UUFE’s Ron Sweet answers UU liFE’s Five Big Questions and tells about trading DC for Easton (easy), choosing between Seattle and Alburquerque (too hard), flying the Great Hawaiian Air Race, building his own aircraft, and finding his way back to UUFE.
Where were you raised, and how?
I was raised, along with my two brothers and a sister, in a small Ohio town. Dad was a high school principal. Mom was a full-time homemaker. It was a home with a lot of unspoken love.
Our family was very involved in a Presbyterian church where Dad served as an elder.
How have you made your living?
After college, I spent the next decade in Washington, DC attending medical school and doing a residency in obstetrics and gynecology.
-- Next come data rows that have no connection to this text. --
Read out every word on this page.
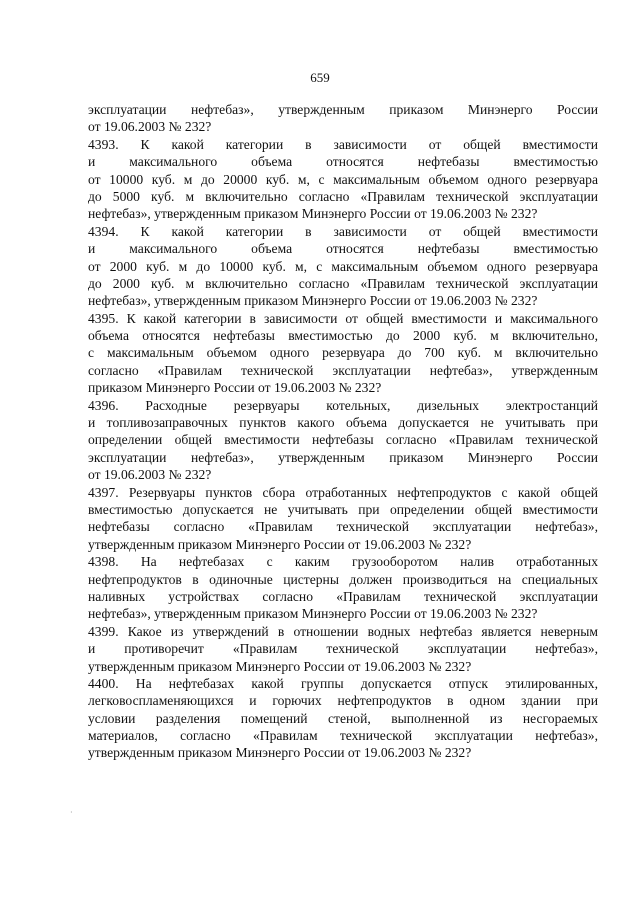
659
эксплуатации нефтебаз», утвержденным приказом Минэнерго России
от 19.06.2003 № 232?
4393. К какой категории в зависимости от общей вместимости
и максимального объема относятся нефтебазы вместимостью
от 10000 куб. м до 20000 куб. м, с максимальным объемом одного резервуара
до 5000 куб. м включительно согласно «Правилам технической эксплуатации
нефтебаз», утвержденным приказом Минэнерго России от 19.06.2003 № 232?
4394. К какой категории в зависимости от общей вместимости
и максимального объема относятся нефтебазы вместимостью
от 2000 куб. м до 10000 куб. м, с максимальным объемом одного резервуара
до 2000 куб. м включительно согласно «Правилам технической эксплуатации
нефтебаз», утвержденным приказом Минэнерго России от 19.06.2003 № 232?
4395. К какой категории в зависимости от общей вместимости и максимального
объема относятся нефтебазы вместимостью до 2000 куб. м включительно,
с максимальным объемом одного резервуара до 700 куб. м включительно
согласно «Правилам технической эксплуатации нефтебаз», утвержденным
приказом Минэнерго России от 19.06.2003 № 232?
4396. Расходные резервуары котельных, дизельных электростанций
и топливозаправочных пунктов какого объема допускается не учитывать при
определении общей вместимости нефтебазы согласно «Правилам технической
эксплуатации нефтебаз», утвержденным приказом Минэнерго России
от 19.06.2003 № 232?
4397. Резервуары пунктов сбора отработанных нефтепродуктов с какой общей
вместимостью допускается не учитывать при определении общей вместимости
нефтебазы согласно «Правилам технической эксплуатации нефтебаз»,
утвержденным приказом Минэнерго России от 19.06.2003 № 232?
4398. На нефтебазах с каким грузооборотом налив отработанных
нефтепродуктов в одиночные цистерны должен производиться на специальных
наливных устройствах согласно «Правилам технической эксплуатации
нефтебаз», утвержденным приказом Минэнерго России от 19.06.2003 № 232?
4399. Какое из утверждений в отношении водных нефтебаз является неверным
и противоречит «Правилам технической эксплуатации нефтебаз»,
утвержденным приказом Минэнерго России от 19.06.2003 № 232?
4400. На нефтебазах какой группы допускается отпуск этилированных,
легковоспламеняющихся и горючих нефтепродуктов в одном здании при
условии разделения помещений стеной, выполненной из несгораемых
материалов, согласно «Правилам технической эксплуатации нефтебаз»,
утвержденным приказом Минэнерго России от 19.06.2003 № 232?
·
My wife, Nancy, and I met in medical school. After completing residency training, I practiced in Washington while Nancy completed her medical training.
We have always felt very fortunate to have been able to spend that period of our lives in such a fascinating city with so much to offer. However, after completing our training, settling into a daily work routine, and having our first son, we felt we would much prefer to forgo the big city hassles for a smaller community life style. We ended up here in Easton and have felt that moving here was one of the best decisions that we have made.
What’s the most remarkable thing you’ve done?
For a period of time, my hobby and passion was flying. I spent seven years building an airplane which I then flew on various trips from the Caribbean to the West Coast. Besides building and flying my own plane, the other highlight was flying in the Great Hawaiian Air Race in 2000. The race departed Honolulu Airport then hopped around the islands for two days with an overnight in Hana. The stay in Hana included a visit to the nearby grave of Charles Lindbergh.
The completion of the race was an especially memorable and moving experience for me. The landing was at Ford Island Naval Air Station in Pearl Harbor. Ford Island NAS was targeted and suffered, along with the naval vessels, during the attack on Pearl Harbor. At the time of the Great Hawaiian Air Race, Ford Field was no longer an active airfield. However, by special arrangement, it was briefly opened for the race’s completion. Some of the structures on the field at the time were the ones there during the attack on Pearl Harbor. Some still had bullet holes remaining in the walls. The tarmac on which we parked also showed bullet strikes in places.
What’s the Next Big Thing for you?
We now have one son in Albuquerque and the other in Seattle. So far, we have no grandkids, only a granddog and a grandcat. Even without grandkids, as time passes, we are feeling a growing desire to be nearer our sons. The challenge will be to figure out how to divide our time between Albuquerque and Seattle in a way that works for everyone.
How did UUFE and you find each other?
Our spiritual journey has been one probably best described as wandering. When our boys were young, we started looking for a “right spiritual home”. We started with the Easton UU group back when it was meeting in the Women’s Club. We were with the group during the transition to the Jewish synagogue and then to the present location. We then thought we would explore other religious traditions.
What did you find?
We found each tradition has something to teach and add to one’s journey. I can probably best sum it up by saying that it has left me with fewer answers and many more questions.
We now have found our way back to where we started, at UUFE.